LICHENOID KERATOSIS
Lichenoid
keratoses are common benign skin growths also known as lichen planus like
keratoses. These are most often solitary, benign skin tumors and may be found
anywhere on human skin. They are more common during adulthood. The keratosis
may be misdiagnosed as a non-melanoma skin cancer, most commonly a superficial
basal cell carcinoma.
Clinical Findings: Lichenoid keratoses are most frequently found on
the upper trunk and upper extremities. The incidence is equal in males and
females, and there is no race predilection. They are rare in childhood. They
typically manifest as pruritic, red to slightly purple patches and thin
plaques. Occasionally, a patient notices that the area arises in a preexisting
seborrheic keratosis or solar lentigo. Most lichenoid keratoses are 1 cm or
smaller in their largest diameter. Most patients present to their physician
with a chief complaint of tenderness, itching, or bleeding secondary to
scratching or rubbing of the lesion. The lesions may have a striking
resemblance to the rash of lichen planus; the differentiating factor is that a
lichenoid keratosis is solitary, whereas lichen planus includes a multitude of
similar skin lesions. These skin growths have no malignant potential. It can be
difficult to differentiate lichenoid keratoses from inflamed seborrheic
keratoses, basal cell carcinomas, actinic keratoses, or squamous cell carcino-
mas. Therefore, a biopsy of the lesion is prudent to discern a pathological
diagnosis.
There are a few unusual clinical
variants, including an atrophic form and a bullous type of lichenoid keratosis.
The differential diagnosis of these two variants includes conditions such as
lichen sclerosis for the former and autoimmune blistering diseases for the
latter. The dermatoscope has become an indispensable tool and can be helpful in
diagnosing lichenoid keratosis. Lichenoid keratoses have been shown to have a
localized or diffuse granular-type pattern under dermatoscopic viewing. This
finding should help differentiate these tumors from melanocytic tumors.
Histology: On histological examination, a lichenoid keratosis
has a symmetric, well-circumscribed area of intense lichenoid inflammation
along the basement membrane region. There is disruption of the basilar
keratinocytes. This leads to the appearance of a number of necrotic
keratinocytes, also called Civatte bodies. Civatte bodies are seen in almost
all cases of lichenoid keratosis and also in lichen planus. There is pronounced
sawtooth hypergranulosis and pronounced acanthosis. There is no atypia of the
involved keratinocytes, thus ruling out an inflamed actinic keratosis. The
underlying inflammatory infiltrate is made up almost entirely of lymphocytes.
However, it is not uncommon to find a rare eosinophil or plasma cell anywhere
throughout the infiltrate. The pathological differential diagnosis includes
lichen planus. The clinical history is very important: Whereas a lichenoid
keratosis is a solitary lesion, the same findings in a biopsy specimen taken
from a widespread rash of purple, flat-topped papules would be more consistent
with the diagnosis of lichen planus. This example illustrates the importance of
including the clinical history on a pathology report.

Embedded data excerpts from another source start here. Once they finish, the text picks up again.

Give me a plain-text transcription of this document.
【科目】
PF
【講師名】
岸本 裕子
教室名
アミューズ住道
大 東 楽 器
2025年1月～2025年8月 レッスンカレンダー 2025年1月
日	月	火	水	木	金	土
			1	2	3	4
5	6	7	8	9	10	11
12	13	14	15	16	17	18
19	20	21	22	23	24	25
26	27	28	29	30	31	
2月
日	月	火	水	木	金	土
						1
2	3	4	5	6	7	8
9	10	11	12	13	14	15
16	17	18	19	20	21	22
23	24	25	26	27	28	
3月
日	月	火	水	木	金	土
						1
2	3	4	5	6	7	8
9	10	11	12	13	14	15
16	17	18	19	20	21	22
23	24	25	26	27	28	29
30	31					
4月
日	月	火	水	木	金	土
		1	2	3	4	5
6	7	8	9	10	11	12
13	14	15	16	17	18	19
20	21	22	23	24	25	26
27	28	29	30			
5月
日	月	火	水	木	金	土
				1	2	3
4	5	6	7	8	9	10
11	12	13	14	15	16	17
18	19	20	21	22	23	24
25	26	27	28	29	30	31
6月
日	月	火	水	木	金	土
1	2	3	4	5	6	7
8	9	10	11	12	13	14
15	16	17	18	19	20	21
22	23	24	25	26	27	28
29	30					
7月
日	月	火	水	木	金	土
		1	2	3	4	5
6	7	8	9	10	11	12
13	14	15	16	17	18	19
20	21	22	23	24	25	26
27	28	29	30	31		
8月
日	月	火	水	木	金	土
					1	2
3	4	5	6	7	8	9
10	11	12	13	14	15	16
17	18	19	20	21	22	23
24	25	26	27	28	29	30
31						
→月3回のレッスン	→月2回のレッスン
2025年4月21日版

Pathogenesis: The exact etiology of a lichenoid keratosis is
unknown. It is believed to be caused by an inflammatory response to a lentigo
or a thin seborrheic keratosis. The specific precipitating factor may be
trauma. Chronic rubbing has been implicated in inducing lichenoid keratoses
from lentigines. The role of human papillomavirus (HPV) in causing lichenoid
keratoses has been studied, but no firm conclusions have been made.
Treatment: Most biopsies of a lichenoid keratosis result in
complete resolution of the lesion. Even if the entire lesion was not removed
with the biopsy specimen, no treatment is necessary. Use of a topical
corticosteroid cream or ointment twice daily for 1 to 2 weeks after healing of
the biopsy site is likely to lead to complete resolution of the lichenoid
keratosis. Other treatment options include light cryotherapy or a light
curettage after anesthesia. Benign lichenoid keratoses rarely if ever recur.